Residents are being warned to put their “Bush Fire Survival Plan into action”, and the New South Wales state premier Barry O’Farrell briefed parliament today on ongoing dangers.
Around 500 firefighters and 200 engines are working on the ground to bring the fires under control. Mr O’Farrell said 40 of the 59 distinct blazes remain uncontained.
A number of houses have been burned down, and two members of the fire crew injured. The state Rural Fire Service’s deputy commissioner Rob Rogers said having so many fires in such a concentrated area around Sydney's greater west was a challenge.

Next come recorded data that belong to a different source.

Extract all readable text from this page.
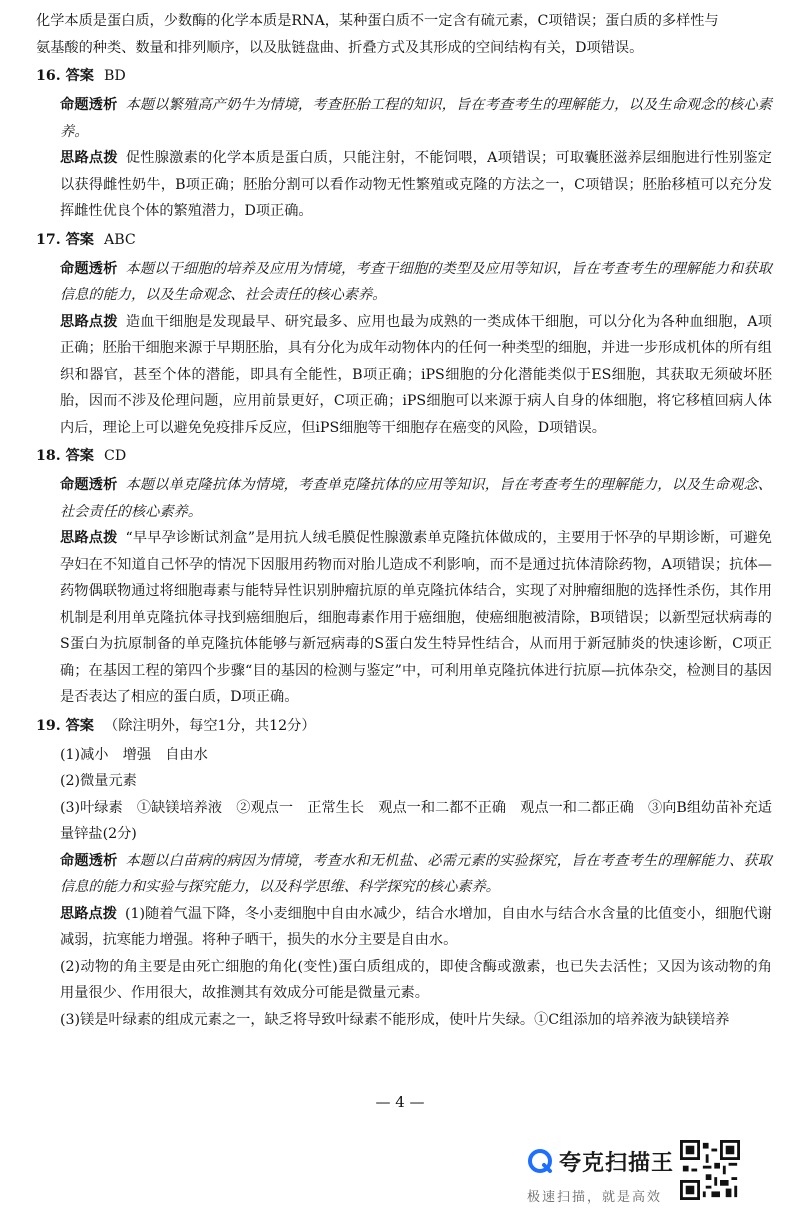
化学本质是蛋白质，少数酶的化学本质是RNA，某种蛋白质不一定含有硫元素，C项错误；蛋白质的多样性与

氨基酸的种类、数量和排列顺序，以及肽链盘曲、折叠方式及其形成的空间结构有关，D项错误。

16. 答案 BD

命题透析 本题以繁殖高产奶牛为情境，考查胚胎工程的知识，旨在考查考生的理解能力，以及生命观念的核心素养。

思路点拨 促性腺激素的化学本质是蛋白质，只能注射，不能饲喂，A项错误；可取囊胚滋养层细胞进行性别鉴定以获得雌性奶牛，B项正确；胚胎分割可以看作动物无性繁殖或克隆的方法之一，C项错误；胚胎移植可以充分发挥雌性优良个体的繁殖潜力，D项正确。

17. 答案 ABC

命题透析 本题以干细胞的培养及应用为情境，考查干细胞的类型及应用等知识，旨在考查考生的理解能力和获取信息的能力，以及生命观念、社会责任的核心素养。

思路点拨 造血干细胞是发现最早、研究最多、应用也最为成熟的一类成体干细胞，可以分化为各种血细胞，A项正确；胚胎干细胞来源于早期胚胎，具有分化为成年动物体内的任何一种类型的细胞，并进一步形成机体的所有组织和器官，甚至个体的潜能，即具有全能性，B项正确；iPS细胞的分化潜能类似于ES细胞，其获取无须破坏胚胎，因而不涉及伦理问题，应用前景更好，C项正确；iPS细胞可以来源于病人自身的体细胞，将它移植回病人体内后，理论上可以避免免疫排斥反应，但iPS细胞等干细胞存在癌变的风险，D项错误。

18. 答案 CD

命题透析 本题以单克隆抗体为情境，考查单克隆抗体的应用等知识，旨在考查考生的理解能力，以及生命观念、社会责任的核心素养。

思路点拨 “早早孕诊断试剂盒”是用抗人绒毛膜促性腺激素单克隆抗体做成的，主要用于怀孕的早期诊断，可避免孕妇在不知道自己怀孕的情况下因服用药物而对胎儿造成不利影响，而不是通过抗体清除药物，A项错误；抗体—药物偶联物通过将细胞毒素与能特异性识别肿瘤抗原的单克隆抗体结合，实现了对肿瘤细胞的选择性杀伤，其作用机制是利用单克隆抗体寻找到癌细胞后，细胞毒素作用于癌细胞，使癌细胞被清除，B项错误；以新型冠状病毒的S蛋白为抗原制备的单克隆抗体能够与新冠病毒的S蛋白发生特异性结合，从而用于新冠肺炎的快速诊断，C项正确；在基因工程的第四个步骤“目的基因的检测与鉴定”中，可利用单克隆抗体进行抗原—抗体杂交，检测目的基因是否表达了相应的蛋白质，D项正确。

19. 答案 （除注明外，每空1分，共12分）

(1)减小　增强　自由水

(2)微量元素

(3)叶绿素　①缺镁培养液　②观点一　正常生长　观点一和二都不正确　观点一和二都正确　③向B组幼苗补充适量锌盐(2分)

命题透析 本题以白苗病的病因为情境，考查水和无机盐、必需元素的实验探究，旨在考查考生的理解能力、获取信息的能力和实验与探究能力，以及科学思维、科学探究的核心素养。

思路点拨 (1)随着气温下降，冬小麦细胞中自由水减少，结合水增加，自由水与结合水含量的比值变小，细胞代谢减弱，抗寒能力增强。将种子晒干，损失的水分主要是自由水。

(2)动物的角主要是由死亡细胞的角化(变性)蛋白质组成的，即使含酶或激素，也已失去活性；又因为该动物的角用量很少、作用很大，故推测其有效成分可能是微量元素。

(3)镁是叶绿素的组成元素之一，缺乏将导致叶绿素不能形成，使叶片失绿。①C组添加的培养液为缺镁培养

— 4 —
夸克扫描王
极速扫描，就是高效
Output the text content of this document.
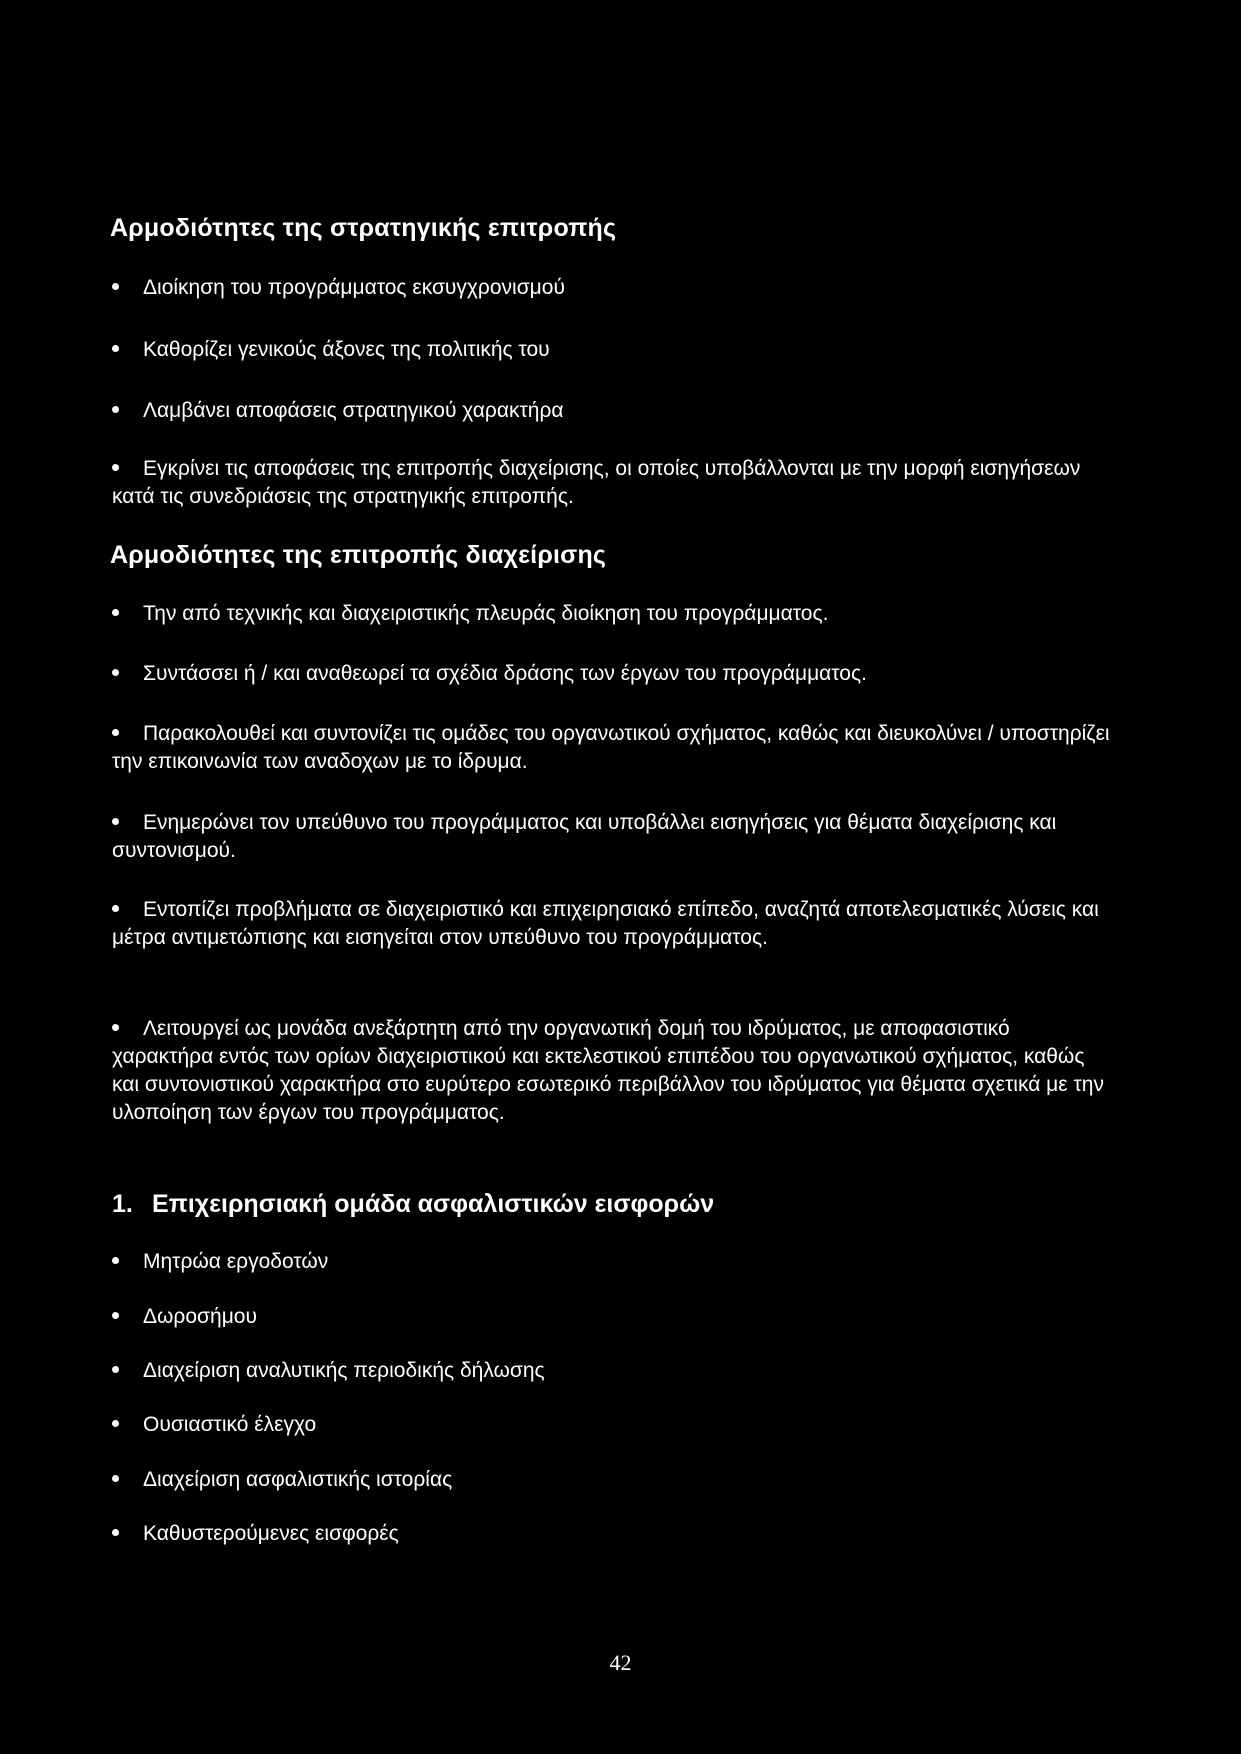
Αρμοδιότητες της στρατηγικής επιτροπής
Διοίκηση του προγράμματος εκσυγχρονισμού
Καθορίζει γενικούς άξονες της πολιτικής του
Λαμβάνει αποφάσεις στρατηγικού χαρακτήρα
Εγκρίνει τις αποφάσεις της επιτροπής διαχείρισης, οι οποίες υποβάλλονται με την μορφή εισηγήσεων κατά τις συνεδριάσεις της στρατηγικής επιτροπής.
Αρμοδιότητες της επιτροπής διαχείρισης
Την από τεχνικής και διαχειριστικής πλευράς διοίκηση του προγράμματος.
Συντάσσει ή / και αναθεωρεί τα σχέδια δράσης των έργων του προγράμματος.
Παρακολουθεί και συντονίζει τις ομάδες του οργανωτικού σχήματος, καθώς και διευκολύνει / υποστηρίζει την επικοινωνία των αναδοχων με το ίδρυμα.
Ενημερώνει τον υπεύθυνο του προγράμματος και υποβάλλει εισηγήσεις για θέματα διαχείρισης και συντονισμού.
Εντοπίζει προβλήματα σε διαχειριστικό και επιχειρησιακό επίπεδο, αναζητά αποτελεσματικές λύσεις και μέτρα αντιμετώπισης και εισηγείται στον υπεύθυνο του προγράμματος.
Λειτουργεί ως μονάδα ανεξάρτητη από την οργανωτική δομή του ιδρύματος, με αποφασιστικό χαρακτήρα εντός των ορίων διαχειριστικού και εκτελεστικού επιπέδου του οργανωτικού σχήματος, καθώς και συντονιστικού χαρακτήρα στο ευρύτερο εσωτερικό περιβάλλον του ιδρύματος για θέματα σχετικά με την υλοποίηση των έργων του προγράμματος.
1. Επιχειρησιακή ομάδα ασφαλιστικών εισφορών
Μητρώα εργοδοτών
Δωροσήμου
Διαχείριση αναλυτικής περιοδικής δήλωσης
Ουσιαστικό έλεγχο
Διαχείριση ασφαλιστικής ιστορίας
Καθυστερούμενες εισφορές
42
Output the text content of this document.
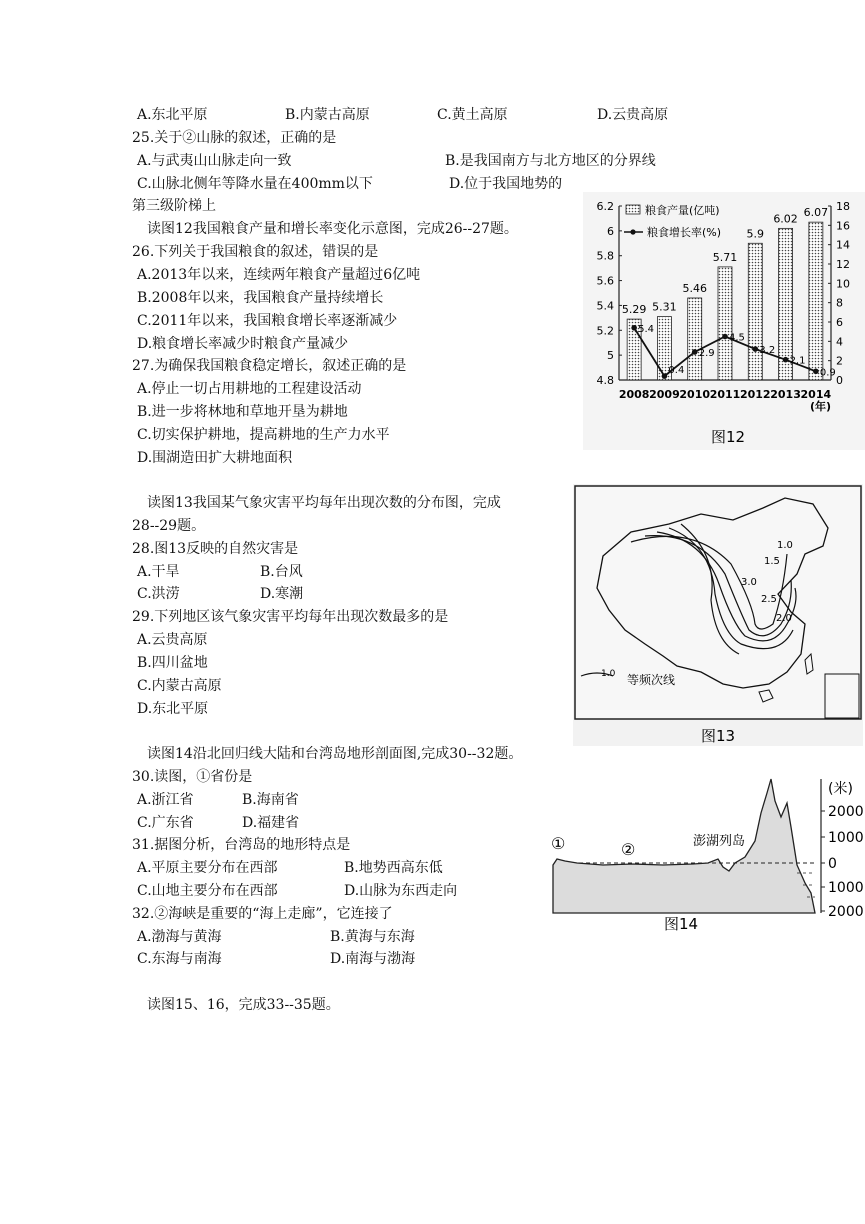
A.东北平原	B.内蒙古高原	C.黄土高原	D.云贵高原
25.关于②山脉的叙述，正确的是
A.与武夷山山脉走向一致	B.是我国南方与北方地区的分界线
C.山脉北侧年等降水量在400mm以下	D.位于我国地势的
第三级阶梯上
读图12我国粮食产量和增长率变化示意图，完成26--27题。
26.下列关于我国粮食的叙述，错误的是
A.2013年以来，连续两年粮食产量超过6亿吨
B.2008年以来，我国粮食产量持续增长
C.2011年以来，我国粮食增长率逐渐减少
D.粮食增长率减少时粮食产量减少
27.为确保我国粮食稳定增长，叙述正确的是
A.停止一切占用耕地的工程建设活动
B.进一步将林地和草地开垦为耕地
C.切实保护耕地，提高耕地的生产力水平
D.围湖造田扩大耕地面积
读图13我国某气象灾害平均每年出现次数的分布图，完成
28--29题。
28.图13反映的自然灾害是
A.干旱	B.台风
C.洪涝	D.寒潮
29.下列地区该气象灾害平均每年出现次数最多的是
A.云贵高原
B.四川盆地
C.内蒙古高原
D.东北平原
读图14沿北回归线大陆和台湾岛地形剖面图,完成30--32题。
30.读图，①省份是
A.浙江省	B.海南省
C.广东省	D.福建省
31.据图分析，台湾岛的地形特点是
A.平原主要分布在西部	B.地势西高东低
C.山地主要分布在西部	D.山脉为东西走向
32.②海峡是重要的“海上走廊”，它连接了
A.渤海与黄海	B.黄海与东海
C.东海与南海	D.南海与渤海
读图15、16，完成33--35题。
粮食产量(亿吨)
粮食增长率(%)
4.8
5
5.2
5.4
5.6
5.8
6
6.2
0
2
4
6
8
10
12
14
16
18
2008 2009 2010 2011 2012 2013 2014
5.29 5.31
5.46
5.71
5.9
6.02 6.07
5.4
0.4
2.9
4.5
3.2
2.1
0.9
(年)
图12
1.0
1.5
3.0
2.5
2.0
1.0 等频次线
图13
2000
1000
0
1000
2000
(米)
①	②	澎湖列岛
图14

“As far as the crow flies they're all not that far apart,” he told local media.
“Unfortunately I think we'll probably see some more losses before the end of the day.”
Mr O'Farrell told parliament emergency warnings are in place across the state, adding that “strong, gusty north-westerly winds continue to affect the firegrounds”.
Various evacuations have taken place across New South Wales, including 2,000 people from a University of Western Sydney campus and about 300 students from St Paul's Grammar School in Castlereagh.
Temperatures in Sydney hit a peak of 32C today, but with a drop of 10C forecast for tomorrow and a reduction in wind speeds, it is hoped the fires can be brought under control before they cause much more damage. “It will be a significantly different day,” Mr O’Farrell said.